While the marquee issue in the Levine case is whether the FDA can preempt labeling lawsuits under state law, the case also opens the door to a second, allied issue: when can drug companies change their labels without the FDA’s approval? The FDA has a rule called “Changes Being Effected” (CBE), which dictates when companies can make quick changes to labels without FDA approval. Generally, companies have to come up with newly acquired adverse reaction data via a meta-analysis before going the CBE route, according to Wein, who represented the company in Vermont courts.

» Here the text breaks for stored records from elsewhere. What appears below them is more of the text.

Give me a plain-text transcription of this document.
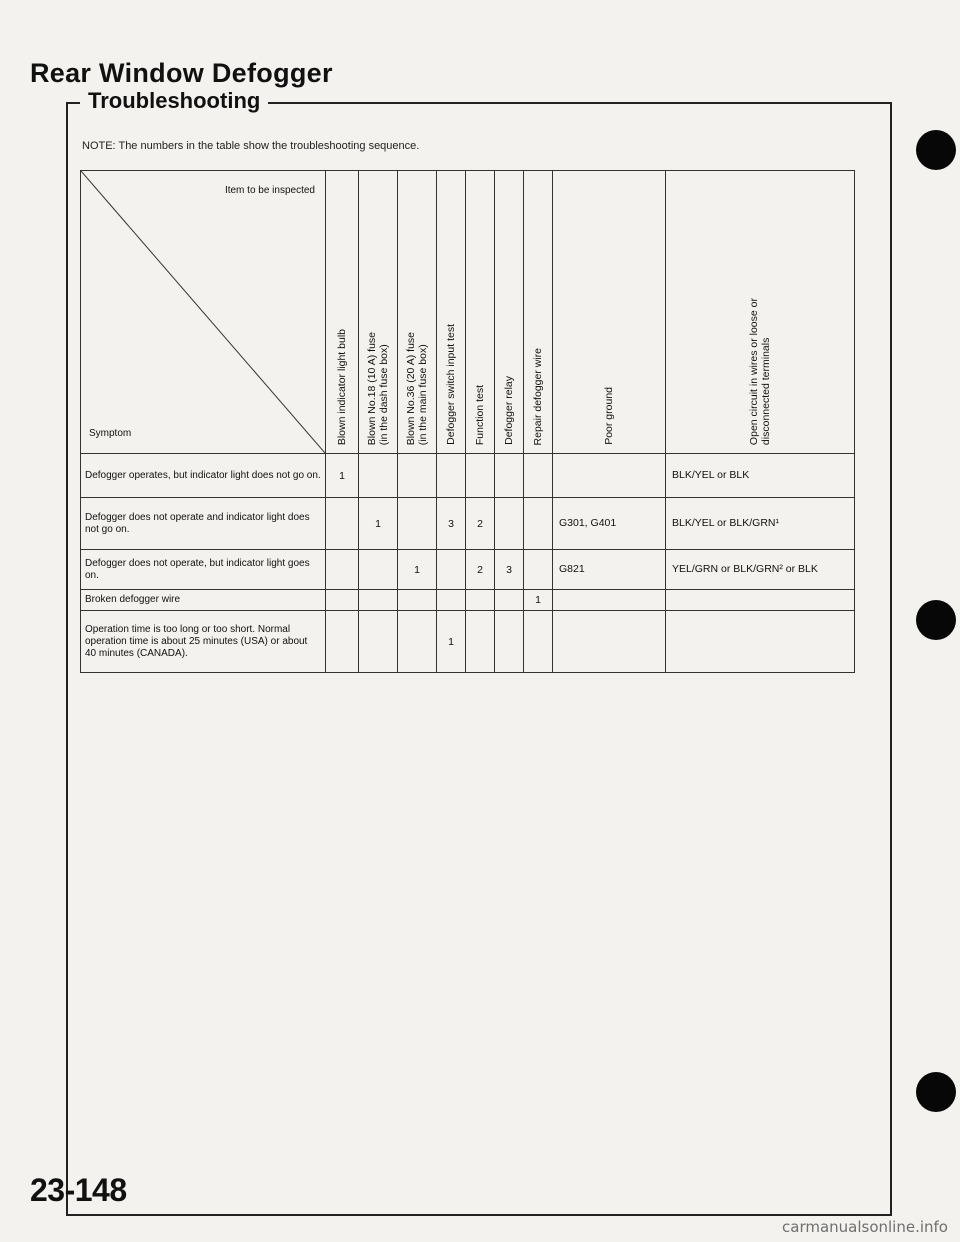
Rear Window Defogger
Troubleshooting
NOTE: The numbers in the table show the troubleshooting sequence.
Item to be inspected
Symptom	Blown indicator light bulb	Blown No.18 (10 A) fuse
(in the dash fuse box)	Blown No.36 (20 A) fuse
(in the main fuse box)	Defogger switch input test	Function test	Defogger relay	Repair defogger wire	Poor ground	Open circuit in wires or loose or
disconnected terminals

Defogger operates, but indicator light does not go on.	1								BLK/YEL or BLK
Defogger does not operate and indicator light does not go on.		1		3	2			G301, G401	BLK/YEL or BLK/GRN¹
Defogger does not operate, but indicator light goes on.			1		2	3		G821	YEL/GRN or BLK/GRN² or BLK
Broken defogger wire							1		
Operation time is too long or too short. Normal operation time is about 25 minutes (USA) or about 40 minutes (CANADA).				1					
23-148
carmanualsonline.info
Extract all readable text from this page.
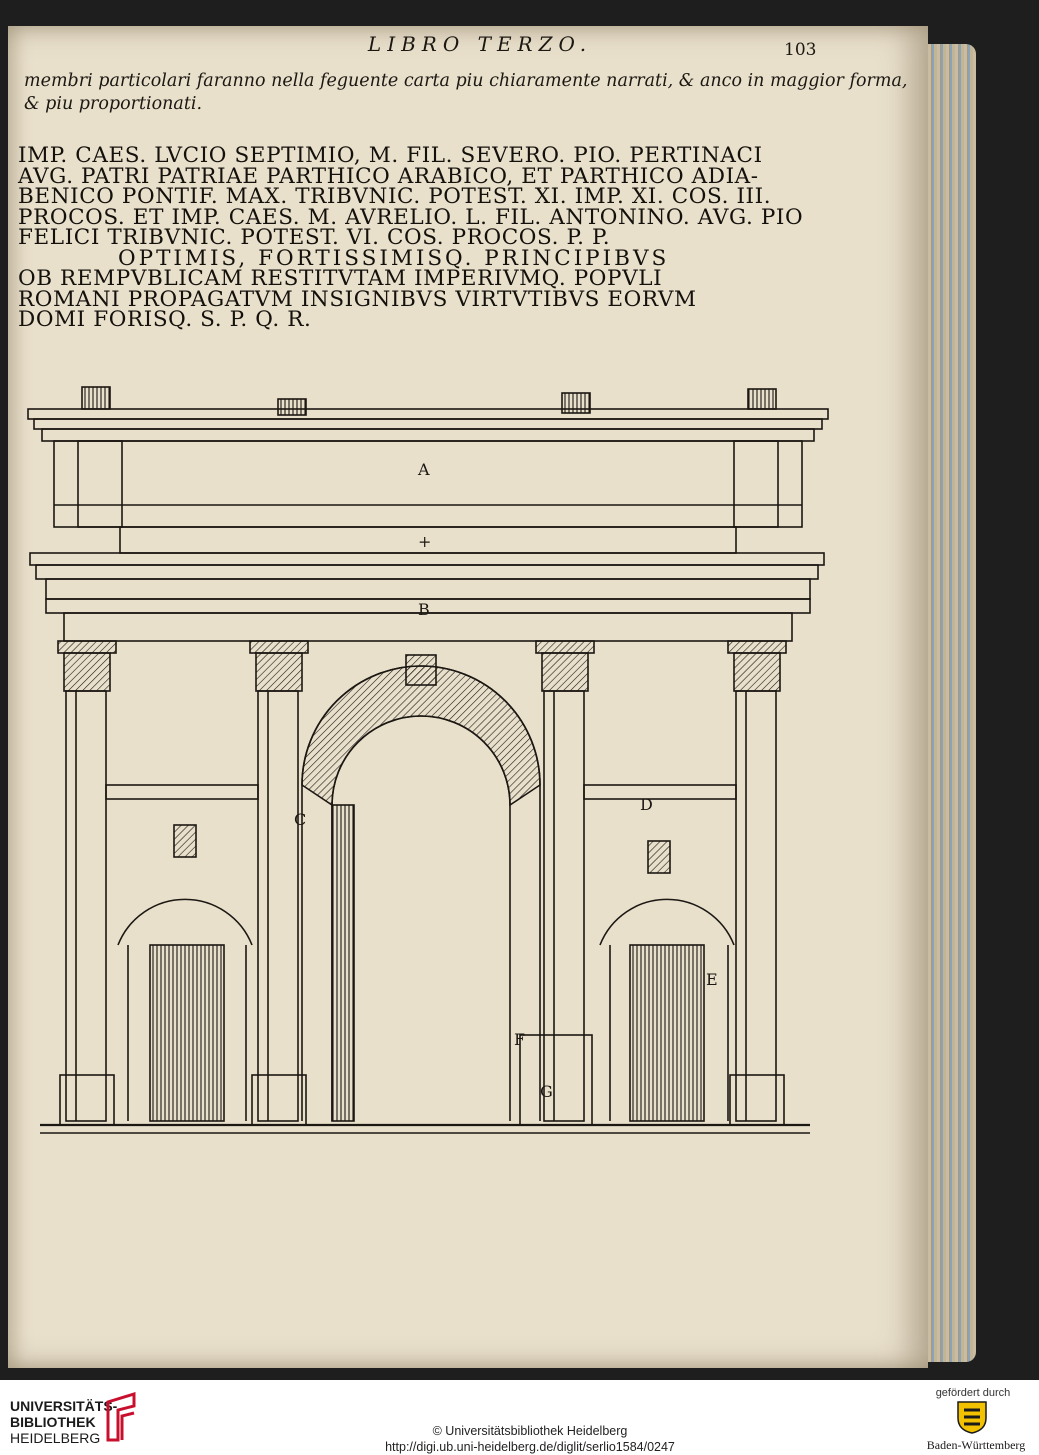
LIBRO TERZO.	103
membri particolari faranno nella feguente carta piu chiaramente narrati, & anco in maggior forma,
& piu proportionati.
IMP. CAES. LVCIO SEPTIMIO, M. FIL. SEVERO. PIO. PERTINACI
AVG. PATRI PATRIAE PARTHICO ARABICO, ET PARTHICO ADIA-
BENICO PONTIF. MAX. TRIBVNIC. POTEST. XI. IMP. XI. COS. III.
PROCOS. ET IMP. CAES. M. AVRELIO. L. FIL. ANTONINO. AVG. PIO
FELICI TRIBVNIC. POTEST. VI. COS. PROCOS. P. P.
OPTIMIS, FORTISSIMISQ. PRINCIPIBVS
OB REMPVBLICAM RESTITVTAM IMPERIVMQ. POPVLI
ROMANI PROPAGATVM INSIGNIBVS VIRTVTIBVS EORVM
DOMI FORISQ. S. P. Q. R.
A
+
B
C
D
E
F
G
UNIVERSITÄTS-
BIBLIOTHEK
HEIDELBERG	© Universitätsbibliothek Heidelberg
http://digi.ub.uni-heidelberg.de/diglit/serlio1584/0247
gefördert durch
Baden-Württemberg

That CBE rule was the subject of a scathing report from Representative Henry Waxman (D-Calif) in late October, who argued that the Bush administration narrowed the grounds for CBE changes because it wants to keep drug companies from making “overly cautious” risk statements so as to avoid lawsuits. Those overly cautious statements might dissuade physicians and consumers from using a drug that has real benefits for many people-one whose benefits outweigh the risks according to the FDA.
Wein explained that pharmaceutical companies face a natural tension. On the one hand, they do not want CBE policy to be so broad that a state jury could pick out one scientific study with technical shortcomings or ambiguous findings and use it to claim that the company should have changed its label immediately under the CBE policy. On the other hand, a company does want CBE policy to be flexible enough so that it can go to the FDA and discuss the kind of data it needs to produce to get a supplemental new drug application (SNDA) approved. SNDAs are needed for label changes. “Now, in the regulatory real world, you can go into the FDA, talk with somebody who understands data and science and have a dialogue,” explained Wein.